Locks allow data consistency. This chapter focusses on disk-based b-tree tables. It opens with a look at the different types of lock, and the major ones are discussed (e.g. X, S, U, IS, IU, IX). There’s a helpful look at lock compatibility (e.g. exclusive locks are incompatible with other locks), before moving on to how transaction isolation levels impact locking behavior. There’s a useful recommendation about using READ COMMITTED SNAPSHOT instead of READ UNCOMMITTED (or NOLOCK), however this uses tempdb, so you need to monitor tempdb usage. 

Next, the chapter moves on to blocking issues, where multiple sessions want the same resource and the locks are not compatible. Often the problem is due to inefficient queries acquiring locks unnecessarily – the author gives some useful examples of this, together with some solutions. There’s a very good point about the statement that you see causing the blocking may be incorrect, since the lock may have been acquired earlier. There’s a good overview of the Blocked Process Report, and the author extends this with his own Event Notifications and Blocking Monitoring Framework.

Deadlocks are examined next. These are special cases of blocking, where SQL Server terminates one of the sessions. Perhaps the author could have added that deadlocks are blocking where time will not solve the problem. There’s an excellent look at troubleshooting deadlocks, together with suggestions on how to resolve them. Often, adding a non-clustered index can fix deadlocks.
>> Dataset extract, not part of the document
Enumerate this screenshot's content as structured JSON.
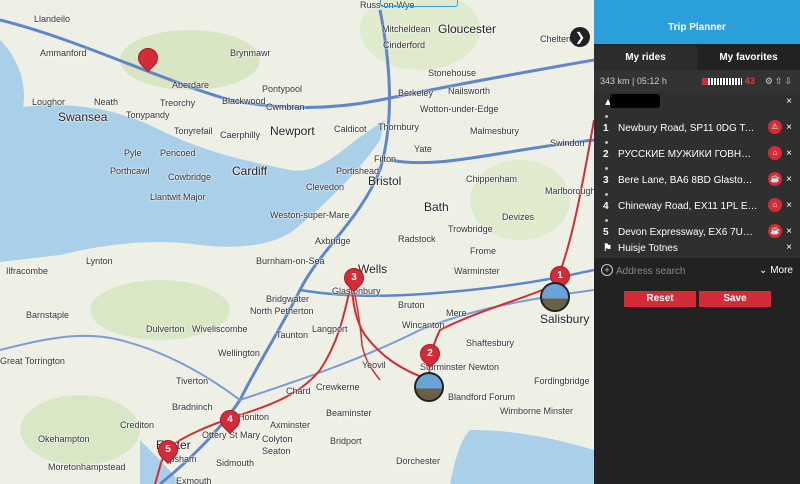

It might have been useful to include code that decodes the deadlock.

The chapter continues with a look at optimistic isolation levels, here old versions of the data that is being modified is stored in tempdb, and other sessions can read this, avoiding blocking. Again, there is a need to monitor tempdb usage. The optimistic isolation levels READ COMMITTED SNAPSHOT and SNAPSHOT are discussed, highlighting their differences. 

The chapter ends with a look at some of the more common lock wait types, together with suggestions for the waiting - often it is due to suboptimal queries.

This chapter looked at a very common area of concern. Useful code was provided to illustrate blocking and deadlocks, together with some very helpful solutions. For additional deeper information, it’s suggested you read the author’s book on concerning transactions and locking.

Chapter 9. tempdb Usage and Performance

The tempdb database is typically used by all the databases on the instance, it’s also used by SQL Server itself. If there are problems with tempdb, it can affect all the other database on the instance.

The chapter opens with a discussion of temporary objects, namely temporary tables, and table variables. Best practices for the objects are highlighted (e.g. take advantage of indexing on temporary tables – but be sure to test they are effective). There’s a useful point about using temp tables to break down complex queries, with the benefit that temp tables have automatic statistics created. 

Next, there’s a look at some internal tempdb consumers, including version store and spills. Tempdb can be used to store previous versions of rows that are currently being updated, this allows SELECTs to run without blocking modifications. Sometimes, the calculation for the size of memory required by a query is incorrect, this can lead to spilling data to tempdb at runtime, solutions to this are examined.

Some common tempdb issues are discussed, with system page contention being a typical problem, solutions to this are given (e.g. enable trace flag T118). Another issue can be the running out of space, so monitoring is needed.

The chapter ends with some useful tempdb configuration recommendations. These include putting tempdb on a separate fast drive, and create multiple data files (of the same initial size). A rule of thumb is provided to calculate the recommended number of tempdb data files. 

Since tempdb is shared by all the databases on the instance, and used by SQL Server itself, it’s important that it is optimized. This chapter provides a look at the common problems together with useful solutions.